Dans ces clips, les danseuses sont très décentes et « catholiques », contrairement à ce que l’on voit aujourd’hui sur nos écrans où…

           Les messages véhiculés en langue bassa ou Douala ont davantage une visée éducative que ludique. Les atalakus, ces paroles dithyrambiques qu’ils insèrent ingénieusement pour des élites politiques ou des opérateurs économiques, ne manquaient évidemment pas : l’artiste doit bien vivre de son art dans un pays où le droit d’auteur était (est) malade voire moribond. On est loin des paroles obscènes que nous retrouvons dans la chanson contemporaine camerounaise. Je ne voudrais point incriminer les artistes musiciens qui sont bien obligés parfois de suivre l’évolution des mœurs et des préférences sociales. Cela trahit en fait la décrépitude croissante du système de valeurs morales et éthiques et partant celui du système éducatif.

Dans ces clips, le décor y est presque toujours le même :  ambiance feutrée dans un « night club » chic ; dans un salon luxurieux ou tout simplement des scènes prises dans la rue. Les plus fortunés réalisaient des scènes à Paris.
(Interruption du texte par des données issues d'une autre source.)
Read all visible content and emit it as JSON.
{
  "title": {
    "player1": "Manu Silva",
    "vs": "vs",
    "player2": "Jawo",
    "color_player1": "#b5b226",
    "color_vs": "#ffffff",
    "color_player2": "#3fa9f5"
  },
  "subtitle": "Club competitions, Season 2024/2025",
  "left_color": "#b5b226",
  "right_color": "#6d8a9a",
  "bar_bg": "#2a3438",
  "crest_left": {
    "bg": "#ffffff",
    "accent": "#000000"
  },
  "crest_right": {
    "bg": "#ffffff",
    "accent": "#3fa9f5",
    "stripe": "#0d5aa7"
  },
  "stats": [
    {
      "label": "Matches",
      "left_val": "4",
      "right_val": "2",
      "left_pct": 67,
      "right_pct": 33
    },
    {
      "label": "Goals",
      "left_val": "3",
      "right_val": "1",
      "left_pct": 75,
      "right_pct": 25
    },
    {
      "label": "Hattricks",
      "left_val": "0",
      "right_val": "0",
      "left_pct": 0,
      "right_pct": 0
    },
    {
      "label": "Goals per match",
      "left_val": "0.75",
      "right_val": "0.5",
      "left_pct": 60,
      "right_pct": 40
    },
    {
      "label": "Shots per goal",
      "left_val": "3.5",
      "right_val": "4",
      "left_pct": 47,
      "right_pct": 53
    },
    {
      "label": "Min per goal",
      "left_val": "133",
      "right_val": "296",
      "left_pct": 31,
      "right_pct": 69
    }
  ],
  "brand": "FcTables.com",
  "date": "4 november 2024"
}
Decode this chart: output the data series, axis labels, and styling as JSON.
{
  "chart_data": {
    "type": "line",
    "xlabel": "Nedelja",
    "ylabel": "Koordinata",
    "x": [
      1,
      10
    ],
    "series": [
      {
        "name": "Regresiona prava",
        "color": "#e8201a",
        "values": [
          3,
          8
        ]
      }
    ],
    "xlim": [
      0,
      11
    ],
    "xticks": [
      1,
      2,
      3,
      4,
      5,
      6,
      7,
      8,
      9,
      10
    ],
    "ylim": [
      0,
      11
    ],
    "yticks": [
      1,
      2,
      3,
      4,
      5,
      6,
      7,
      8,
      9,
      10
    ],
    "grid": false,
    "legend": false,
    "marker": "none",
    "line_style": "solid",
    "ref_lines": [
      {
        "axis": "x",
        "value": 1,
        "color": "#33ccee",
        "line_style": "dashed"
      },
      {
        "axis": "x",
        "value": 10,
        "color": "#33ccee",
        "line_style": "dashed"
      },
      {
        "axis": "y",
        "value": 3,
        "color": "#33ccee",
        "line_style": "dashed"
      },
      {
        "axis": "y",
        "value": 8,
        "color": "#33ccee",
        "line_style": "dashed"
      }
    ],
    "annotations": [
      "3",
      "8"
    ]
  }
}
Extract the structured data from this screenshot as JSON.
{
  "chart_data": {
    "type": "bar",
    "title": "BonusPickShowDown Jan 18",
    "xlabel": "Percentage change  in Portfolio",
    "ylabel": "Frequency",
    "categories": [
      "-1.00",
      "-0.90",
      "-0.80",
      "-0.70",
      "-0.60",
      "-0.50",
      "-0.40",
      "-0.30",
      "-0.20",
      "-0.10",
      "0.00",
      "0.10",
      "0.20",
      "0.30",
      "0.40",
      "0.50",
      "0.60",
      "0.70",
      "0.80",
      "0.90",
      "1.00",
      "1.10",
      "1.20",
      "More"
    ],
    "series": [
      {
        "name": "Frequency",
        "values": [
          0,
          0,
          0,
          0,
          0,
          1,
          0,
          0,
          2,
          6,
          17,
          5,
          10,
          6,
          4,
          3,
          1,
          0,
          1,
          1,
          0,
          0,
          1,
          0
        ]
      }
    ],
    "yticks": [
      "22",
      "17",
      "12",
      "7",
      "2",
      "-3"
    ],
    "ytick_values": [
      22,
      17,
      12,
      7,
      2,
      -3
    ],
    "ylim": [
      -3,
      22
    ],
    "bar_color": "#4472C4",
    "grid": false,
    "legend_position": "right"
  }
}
     J’étais sur le point de clôturer ce petit billet quand le clip de Kotto Bass a enchaîné : Edith. Ma tante a immédiatement dit : « cet artiste pour moi était titulaire d’une Licence en Makossa ». Chez moi, des réminiscences émergèrent sur les différentes heures que nous passions, à la veille des bals et soirées culturelles de l’université, pour essayer de reproduire ses talentueux pas de danse dont lui seul détenait le secret. Je ne saurais oublier Douleur, un autre magicien du Makossa camerounais, dont le clip « Oh Shémoh » a longtemps marqué les jeunes de ma génération. San Fan Thomas, ça vous dit quelque chose ???
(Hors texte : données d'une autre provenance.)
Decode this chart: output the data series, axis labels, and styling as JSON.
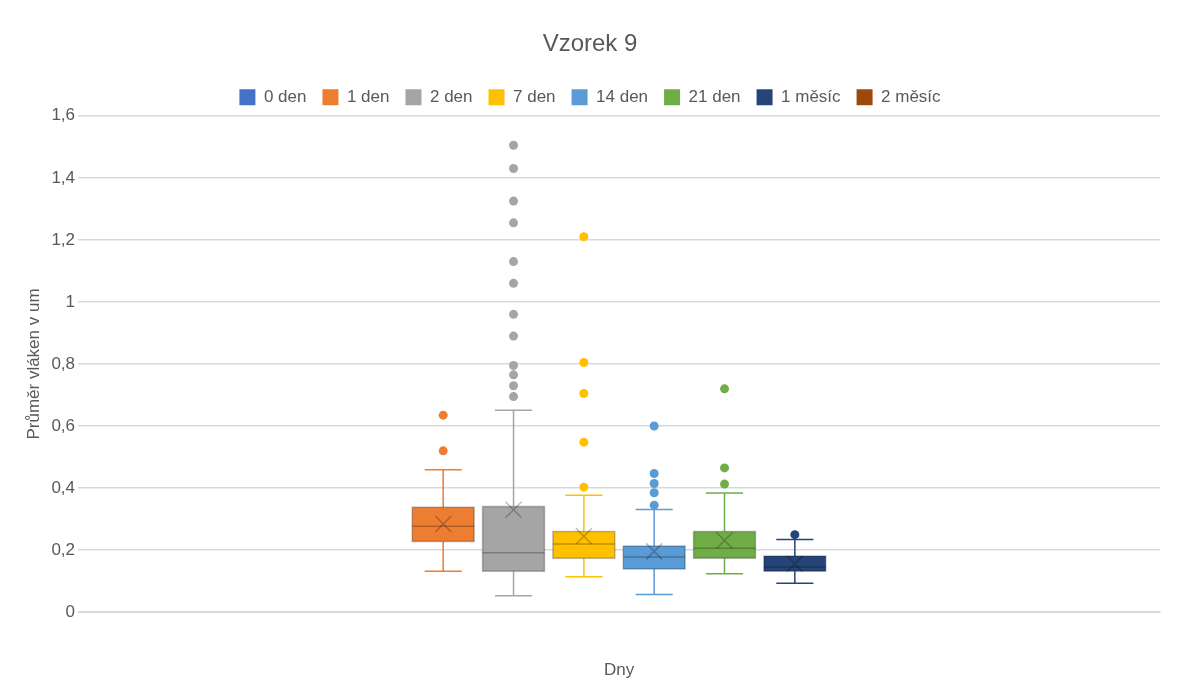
{
  "chart_data": {
    "type": "box",
    "title": "Vzorek 9",
    "xlabel": "Dny",
    "ylabel": "Průměr vláken v um",
    "categories": [
      null
    ],
    "ylim": [
      0,
      1.6
    ],
    "yticks": [
      0,
      {
        "value": 0.2,
        "label": "0,2"
      },
      {
        "value": 0.4,
        "label": "0,4"
      },
      {
        "value": 0.6,
        "label": "0,6"
      },
      {
        "value": 0.8,
        "label": "0,8"
      },
      1,
      {
        "value": 1.2,
        "label": "1,2"
      },
      {
        "value": 1.4,
        "label": "1,4"
      },
      {
        "value": 1.6,
        "label": "1,6"
      }
    ],
    "grid": "y",
    "legend": "top",
    "marker": "circle",
    "series": [
      {
        "name": "0 den",
        "color": "#4472c4",
        "boxes": [
          null
        ]
      },
      {
        "name": "1 den",
        "color": "#ed7d31",
        "boxes": [
          {
            "low": 0.132,
            "q1": 0.228,
            "median": 0.277,
            "q3": 0.338,
            "high": 0.459,
            "mean": 0.284,
            "outliers": [
              0.52,
              0.635
            ]
          }
        ]
      },
      {
        "name": "2 den",
        "color": "#a5a5a5",
        "boxes": [
          {
            "low": 0.053,
            "q1": 0.132,
            "median": 0.192,
            "q3": 0.341,
            "high": 0.651,
            "mean": 0.33,
            "outliers": [
              0.695,
              0.73,
              0.765,
              0.795,
              0.89,
              0.96,
              1.06,
              1.13,
              1.255,
              1.325,
              1.43,
              1.505
            ]
          }
        ]
      },
      {
        "name": "7 den",
        "color": "#ffc000",
        "boxes": [
          {
            "low": 0.114,
            "q1": 0.174,
            "median": 0.22,
            "q3": 0.26,
            "high": 0.377,
            "mean": 0.245,
            "outliers": [
              0.403,
              0.548,
              0.705,
              0.805,
              1.21
            ]
          }
        ]
      },
      {
        "name": "14 den",
        "color": "#5b9bd5",
        "boxes": [
          {
            "low": 0.057,
            "q1": 0.139,
            "median": 0.178,
            "q3": 0.213,
            "high": 0.331,
            "mean": 0.196,
            "outliers": [
              0.345,
              0.385,
              0.415,
              0.447,
              0.6
            ]
          }
        ]
      },
      {
        "name": "21 den",
        "color": "#70ad47",
        "boxes": [
          {
            "low": 0.124,
            "q1": 0.174,
            "median": 0.206,
            "q3": 0.26,
            "high": 0.384,
            "mean": 0.231,
            "outliers": [
              0.413,
              0.465,
              0.72
            ]
          }
        ]
      },
      {
        "name": "1 měsíc",
        "color": "#264478",
        "boxes": [
          {
            "low": 0.093,
            "q1": 0.132,
            "median": 0.146,
            "q3": 0.181,
            "high": 0.234,
            "mean": 0.156,
            "outliers": [
              0.25
            ]
          }
        ]
      },
      {
        "name": "2 měsíc",
        "color": "#9e480e",
        "boxes": [
          null
        ]
      }
    ]
  }
}
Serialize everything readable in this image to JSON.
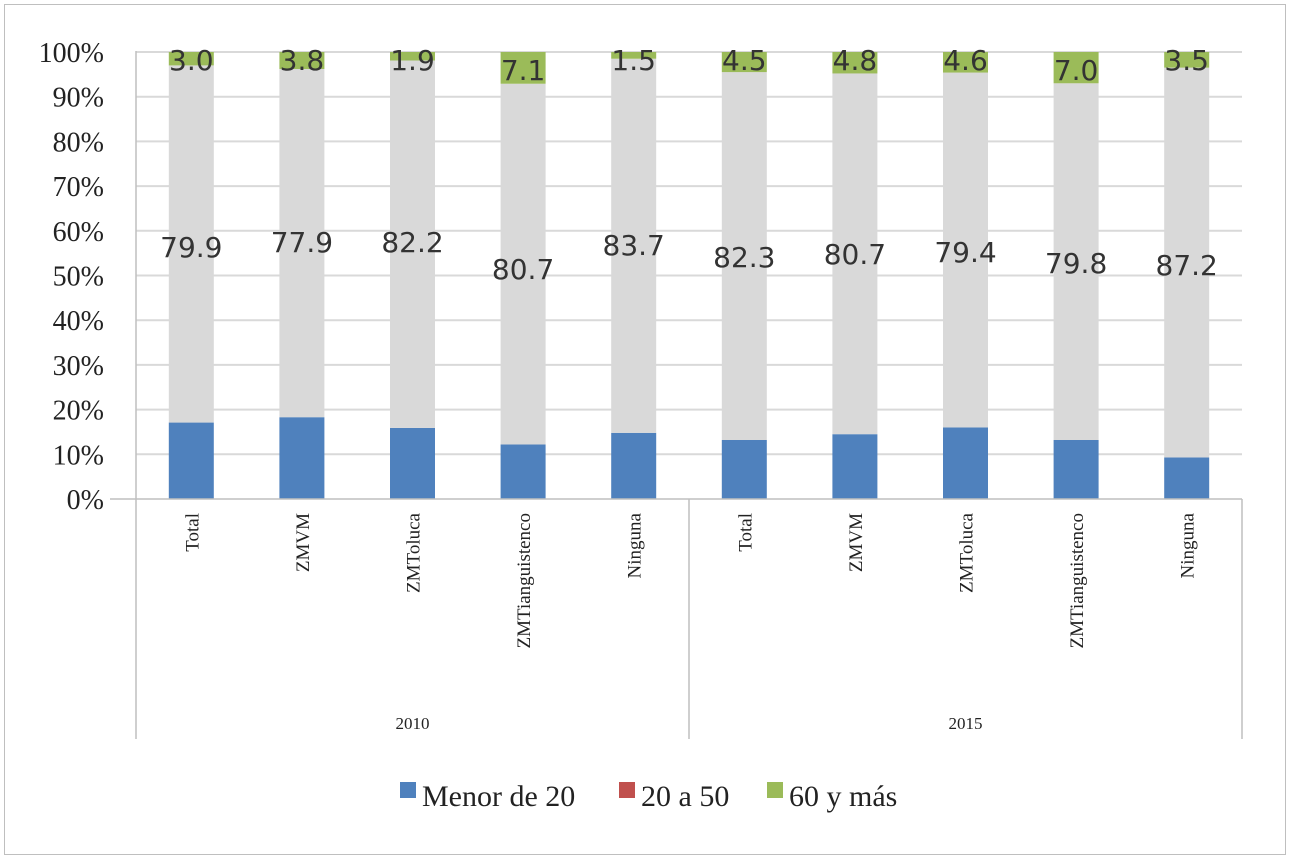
{
  "chart_data": {
    "type": "bar",
    "stacked": true,
    "percent": true,
    "title": "",
    "xlabel": "",
    "ylabel": "",
    "ylim": [
      0,
      100
    ],
    "y_ticks": [
      "0%",
      "10%",
      "20%",
      "30%",
      "40%",
      "50%",
      "60%",
      "70%",
      "80%",
      "90%",
      "100%"
    ],
    "groups": [
      {
        "label": "2010",
        "categories": [
          "Total",
          "ZMVM",
          "ZMToluca",
          "ZMTianguistenco",
          "Ninguna"
        ]
      },
      {
        "label": "2015",
        "categories": [
          "Total",
          "ZMVM",
          "ZMToluca",
          "ZMTianguistenco",
          "Ninguna"
        ]
      }
    ],
    "categories": [
      "Total",
      "ZMVM",
      "ZMToluca",
      "ZMTianguistenco",
      "Ninguna",
      "Total",
      "ZMVM",
      "ZMToluca",
      "ZMTianguistenco",
      "Ninguna"
    ],
    "series": [
      {
        "name": "Menor de 20",
        "color": "#4f81bd",
        "values": [
          17.1,
          18.3,
          15.9,
          12.2,
          14.8,
          13.2,
          14.5,
          16.0,
          13.2,
          9.3
        ]
      },
      {
        "name": "20 a 50",
        "color": "#d9d9d9",
        "values": [
          79.9,
          77.9,
          82.2,
          80.7,
          83.7,
          82.3,
          80.7,
          79.4,
          79.8,
          87.2
        ]
      },
      {
        "name": "60 y más",
        "color": "#9bbb59",
        "values": [
          3.0,
          3.8,
          1.9,
          7.1,
          1.5,
          4.5,
          4.8,
          4.6,
          7.0,
          3.5
        ]
      }
    ],
    "data_labels": {
      "20 a 50": [
        "79.9",
        "77.9",
        "82.2",
        "80.7",
        "83.7",
        "82.3",
        "80.7",
        "79.4",
        "79.8",
        "87.2"
      ],
      "60 y más": [
        "3.0",
        "3.8",
        "1.9",
        "7.1",
        "1.5",
        "4.5",
        "4.8",
        "4.6",
        "7.0",
        "3.5"
      ]
    },
    "legend": {
      "position": "bottom",
      "entries": [
        {
          "label": "Menor de 20",
          "color": "#4f81bd"
        },
        {
          "label": "20 a 50",
          "color": "#c0504d"
        },
        {
          "label": "60 y más",
          "color": "#9bbb59"
        }
      ]
    },
    "grid": true
  }
}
            J’aurais aimé continué à vous décrire la jouissance phonique qui flattait mon ouïe. Je ne pouvais me retenir de réaliser des jeux de tête ou d’accompagner les refrains. Mon regard et mon corps étaient comme prisonniers de l’écran. Je redécouvrais avec plaisir ces artistes qui avaient longtemps bercé notre enfance et dont nous avons longtemps singé les chorégraphies. Toutefois ce plaisir, cette joie, cette fierté s’amenuisent lorsque je regarde le paysage musical contemporain au Cameroun : les contenus musicaux, pour la plupart, sont vides (de pures coquilles vides) et pervertissent davantage la jeunesse, la filière n’est pas toujours professionnalisée (tout le monde est musicien quand ça l’enchante), la gestion des droits d’auteur est calamiteuse (la plupart des musiciens ne vivent pas de leur métier)… Et ce qui m’énervent le plus, c’est la très faible valorisation de notre riche patrimoine artistique et musical qui fait notre fierté à l’échelle internationale : presqu’aucun lieu de mémoire pour les pionniers décédés, la méconnaissance institutionnelle des vrais artistes contemporains (Kareyce Fotso, Charlotte Dipanda, Manu Dibango…), la faible visibilité des festivals de musique nationaux (Festi-Bikutsi, Sea and Sea Musique Festival de Kribi…)…

Je ne voudrais point m’attarder sur ces obstacles à l’émergence de la musique camerounaise car je vous ai signalé en amont que je serai bref. Je vous laisse donc savourer ces mélodies, rythmes, chants et sons qui suscitèrent tant d’émoi en moi :

Guy Lobè : Dieudonné : Je m’appelle Dieudonné et je t’ai tout donné : l’amour, la gentillesse..mais ça n’a pas suffi… J’ai tout donné et Je suis resté comme ça, comme ça, comme ça !!!

Petit Pays : Haoussa.  A l’intro : Pourquoi papa a tapé maman eh eh !… Djamna eh Djamna eh Djamlamdouna…

Bonne dégustation et surtout JOYEUSE FÊTE DE LA MUSIQUE !!!